Petalcorin is the personification of that predicament.

 

"l will fight who my manager Peter Maniatis tells me to fight,” says Petalcorin. “We already challenged (IBF titleholder Milan) Melindo and (WBA titleholder Ryoichi) Taguchi to fight the winner after New Years Eve if the fight can be made.

 

“It’s up to my management. There is also (WBO titleholder) Angel Acosta and (WBC titleholder) Ken Shiro [and I] would love to fight any of the champions in 2018.

 

"Every world champion is hard to beat, is a big challenge. But it’s a challenge I am ready for and I won the WBA [interim] world title at 22 years of age in Shanghai so I understand the level required here to be a world champion again. They are all different and hard to beat."

 

Australia has become a home away from home for Petalcorin, with promoter and manager Peter Maniatis taking the young Filipino under his wing and featuring him on a number of his shows at the Malvern Town Hall in Melbourne since 2013. In his most recent outing Petalcorin was back on Australian soil making mincemeat of Indonesian Oscar Raknafa, destroying him in less than a round. A body shot did the damage with the 13-16 journeyman going down heavy and hard and needing a trip to the local hospital for observation immediately after the fight.

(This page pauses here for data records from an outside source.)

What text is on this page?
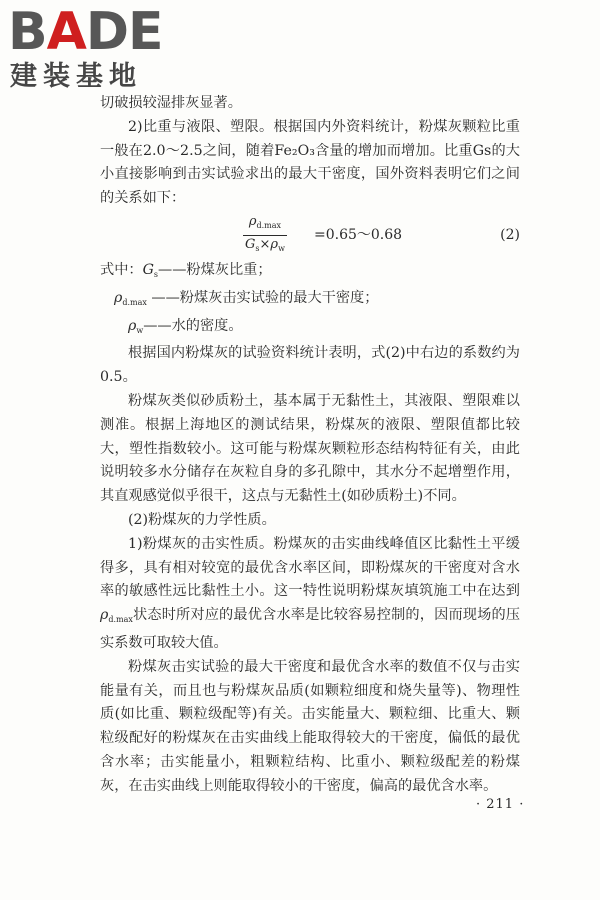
BADE
建装基地

切破损较湿排灰显著。

2)比重与液限、塑限。根据国内外资料统计，粉煤灰颗粒比重一般在2.0～2.5之间，随着Fe₂O₃含量的增加而增加。比重Gs的大小直接影响到击实试验求出的最大干密度，国外资料表明它们之间的关系如下：

$\rho_{d.max}$
$G_s\times\rho_w$
=0.65～0.68	(2)

式中：$G_s——$粉煤灰比重；

$\rho_{d.max}$ ——粉煤灰击实试验的最大干密度；

$\rho_w——$水的密度。

根据国内粉煤灰的试验资料统计表明，式(2)中右边的系数约为0.5。

粉煤灰类似砂质粉土，基本属于无黏性土，其液限、塑限难以测准。根据上海地区的测试结果，粉煤灰的液限、塑限值都比较大，塑性指数较小。这可能与粉煤灰颗粒形态结构特征有关，由此说明较多水分储存在灰粒自身的多孔隙中，其水分不起增塑作用，其直观感觉似乎很干，这点与无黏性土(如砂质粉土)不同。

(2)粉煤灰的力学性质。

1)粉煤灰的击实性质。粉煤灰的击实曲线峰值区比黏性土平缓得多，具有相对较宽的最优含水率区间，即粉煤灰的干密度对含水率的敏感性远比黏性土小。这一特性说明粉煤灰填筑施工中在达到$\rho_{d.max}$状态时所对应的最优含水率是比较容易控制的，因而现场的压实系数可取较大值。

粉煤灰击实试验的最大干密度和最优含水率的数值不仅与击实能量有关，而且也与粉煤灰品质(如颗粒细度和烧失量等)、物理性质(如比重、颗粒级配等)有关。击实能量大、颗粒细、比重大、颗粒级配好的粉煤灰在击实曲线上能取得较大的干密度，偏低的最优含水率；击实能量小，粗颗粒结构、比重小、颗粒级配差的粉煤灰，在击实曲线上则能取得较小的干密度，偏高的最优含水率。

· 211 ·
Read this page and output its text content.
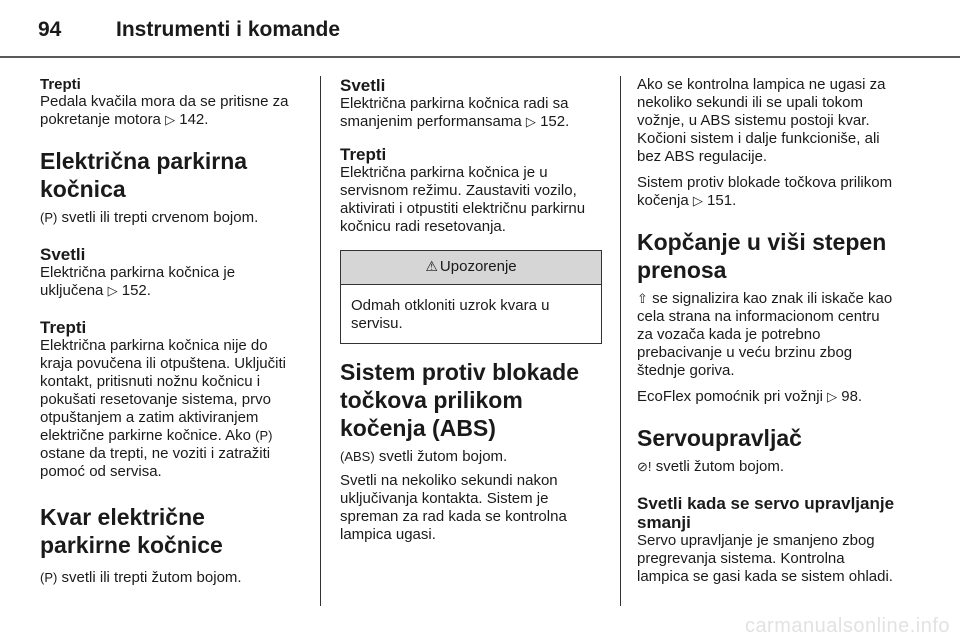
94	Instrumenti i komande
Trepti

Pedala kvačila mora da se pritisne za pokretanje motora ▷ 142.

Električna parkirna kočnica

(P) svetli ili trepti crvenom bojom.

Svetli

Električna parkirna kočnica je uključena ▷ 152.

Trepti

Električna parkirna kočnica nije do kraja povučena ili otpuštena. Uključiti kontakt, pritisnuti nožnu kočnicu i pokušati resetovanje sistema, prvo otpuštanjem a zatim aktiviranjem električne parkirne kočnice. Ako (P) ostane da trepti, ne voziti i zatražiti pomoć od servisa.

Kvar električne parkirne kočnice

(P) svetli ili trepti žutom bojom.

Svetli

Električna parkirna kočnica radi sa smanjenim performansama ▷ 152.

Trepti

Električna parkirna kočnica je u servisnom režimu. Zaustaviti vozilo, aktivirati i otpustiti električnu parkirnu kočnicu radi resetovanja.

⚠ Upozorenje

Odmah otkloniti uzrok kvara u servisu.

Sistem protiv blokade točkova prilikom kočenja (ABS)

(ABS) svetli žutom bojom.

Svetli na nekoliko sekundi nakon uključivanja kontakta. Sistem je spreman za rad kada se kontrolna lampica ugasi.

Ako se kontrolna lampica ne ugasi za nekoliko sekundi ili se upali tokom vožnje, u ABS sistemu postoji kvar. Kočioni sistem i dalje funkcioniše, ali bez ABS regulacije.

Sistem protiv blokade točkova prilikom kočenja ▷ 151.

Kopčanje u viši stepen prenosa

⇧ se signalizira kao znak ili iskače kao cela strana na informacionom centru za vozača kada je potrebno prebacivanje u veću brzinu zbog štednje goriva.

EcoFlex pomoćnik pri vožnji ▷ 98.

Servoupravljač

⊘! svetli žutom bojom.

Svetli kada se servo upravljanje smanji

Servo upravljanje je smanjeno zbog pregrevanja sistema. Kontrolna lampica se gasi kada se sistem ohladi.

carmanualsonline.info
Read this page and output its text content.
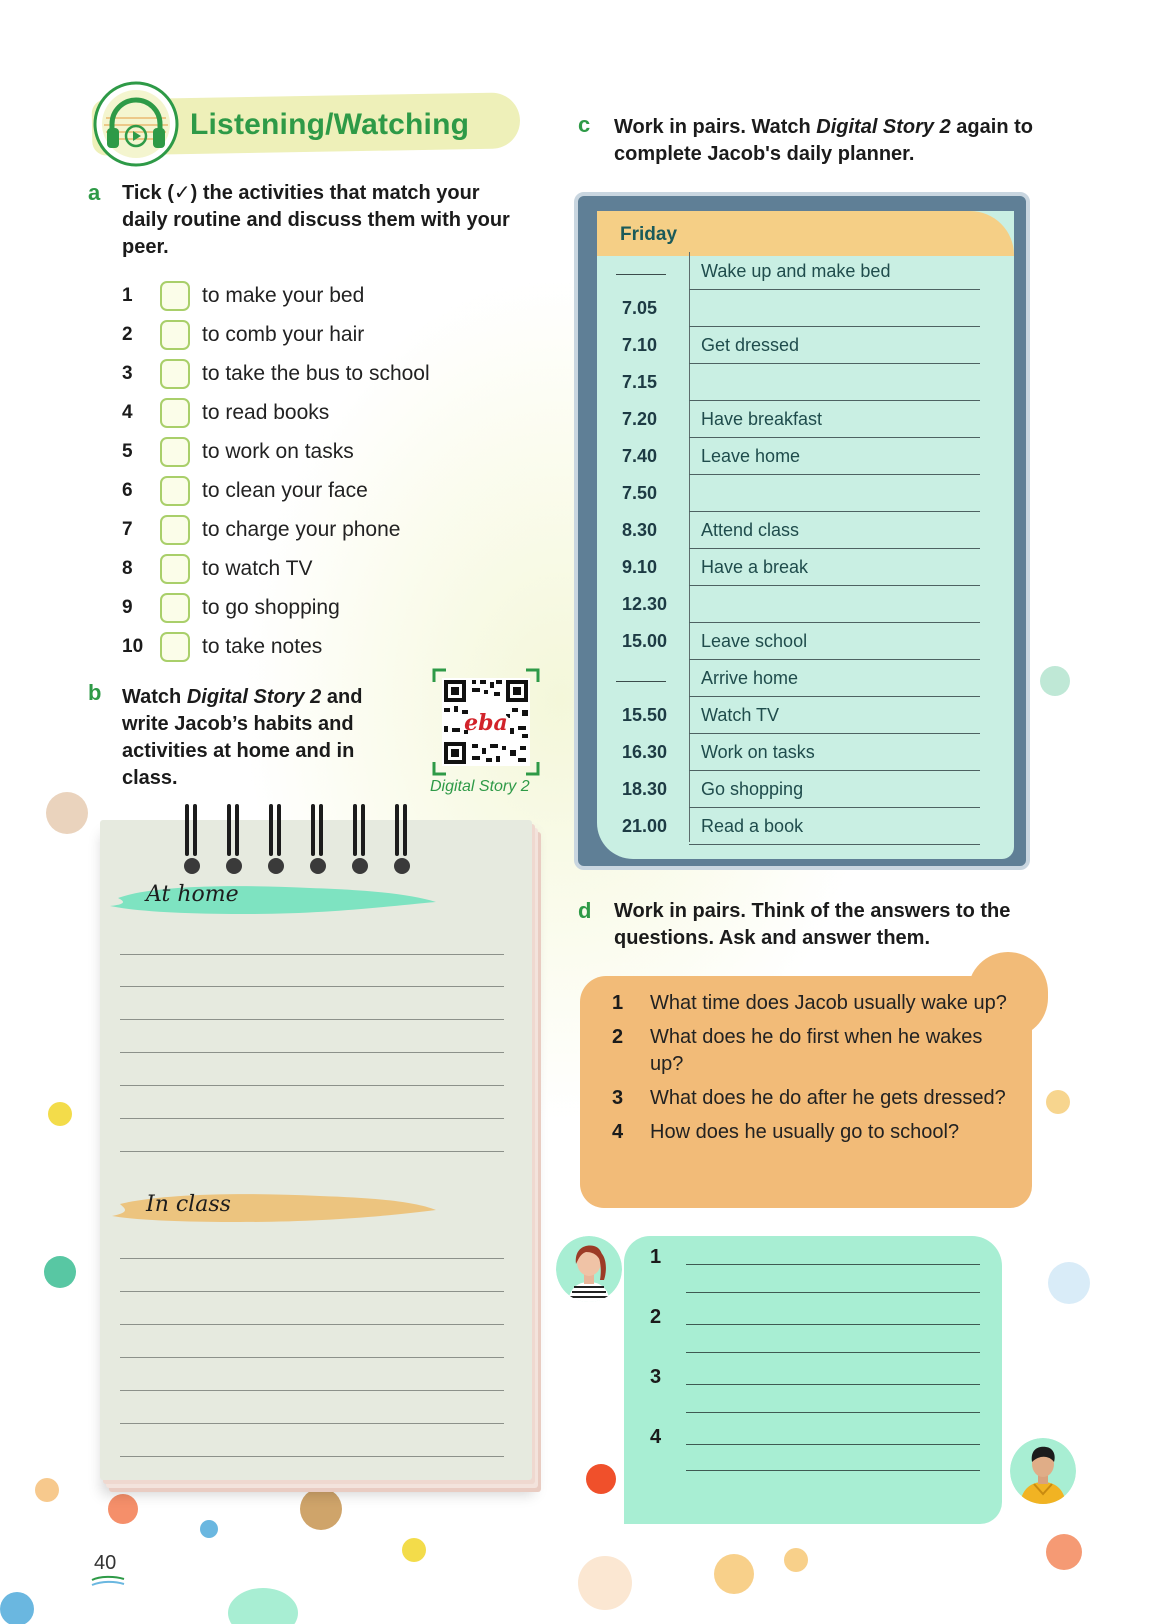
Listening/Watching
a Tick (✓) the activities that match your daily routine and discuss them with your peer.
1	to make your bed
2	to comb your hair
3	to take the bus to school
4	to read books
5	to work on tasks
6	to clean your face
7	to charge your phone
8	to watch TV
9	to go shopping
10	to take notes
b Watch Digital Story 2 and write Jacob’s habits and activities at home and in class.
eba
Digital Story 2
At home
In class
c Work in pairs. Watch Digital Story 2 again to complete Jacob's daily planner.
Friday
Wake up and make bed
7.05
7.10	Get dressed
7.15
7.20	Have breakfast
7.40	Leave home
7.50
8.30	Attend class
9.10	Have a break
12.30
15.00	Leave school
Arrive home
15.50	Watch TV
16.30	Work on tasks
18.30	Go shopping
21.00	Read a book
d Work in pairs. Think of the answers to the questions. Ask and answer them.
1	What time does Jacob usually wake up?
2	What does he do first when he wakes up?
3	What does he do after he gets dressed?
4	How does he usually go to school?
1
2
3
4
40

Photo by Marty's Knockout Photography
Photo by Marty's Knockout Photography

As an opponent Raknafa might not have been much, but Petalcorin’s performance was everything you would expect from a legitimate world title contender: swift, brutal and devastating.

 

"The highlight for me in 2017 was coming back to Australia, my second home, to fight two-time Indonesian champion Oscar Rafnaka who has gone the distance with WBO world champion Kosei Tanaka in Japan,” says Petalcorin.

 

“Oscar also has a win over former WBA world champion Muhammad Rachman so to blast him out and send him to hospital in one round was great."

 

While Raknafa came in heavy for the fight, Petalcorin displayed his professionalism to ensure the fight still went ahead.

 

"The last fight I was eating buffet the night before the weigh-in just to go up in weight because Oscar was a super flyweight and turned up overweight to Australia,” says Petalcoirn, who scaled a career-high 115 pounds against Rafnaka but has fought as low as 105 pounds in the past.

 

“I will fight any weight and anyone my manager tells me to. It’s my job, I trust him [but] my correct weight is light flyweight, 108 pounds."

 

Petalcorin started boxing at the tender age of nine in the same year his countryman Pacquiao made his USA debut against Lehlo Ledwaba for the IBF super bantamweight title on the undercard of Oscar De La Hoya vs Javier Castillejo and boxed over 100 amateur contests before joining the punch-for-pay ranks as a 17-year-old. Now, after eight years in the pros, he believes he is hitting his physical prime and says that boxing fans will see the best of him in the next five years of his career.

 

“We always plan to win on points and a knockout is always a bonus,” says Petalcorin, who has mastered a savage two-fisted body attack to compliment his powerful head shots. “I like to mix up my levels of punches so my opponent does not know what direction I will punch, body or head.

 

"l like to say my greatest weapon is my speed and power and defense. I like to think a lot in the ring set up traps for my opponents as my idol was Gerry Penalosa and Manny Pacquiao, who were both very smart great fighters."

 

While many Filipino fight fans are still coming to terms with Pacquiao’s loss to Aussie Jeff Horn in what was supposed to be a routine defence of his WBO welterweight world title in Brisbane back in July, Petalcorin says that although the result was a surprise he holds no grudge against Horn for doing what every prizefighter is expected to so.

 

"This was a big shock to us all because no one really knew Horn and we always expect Manny to win the fight,” says Petalcorin. “But well done Jeff Horn, he fought his heart out and great win and I hear his name all the time when I am in Australia."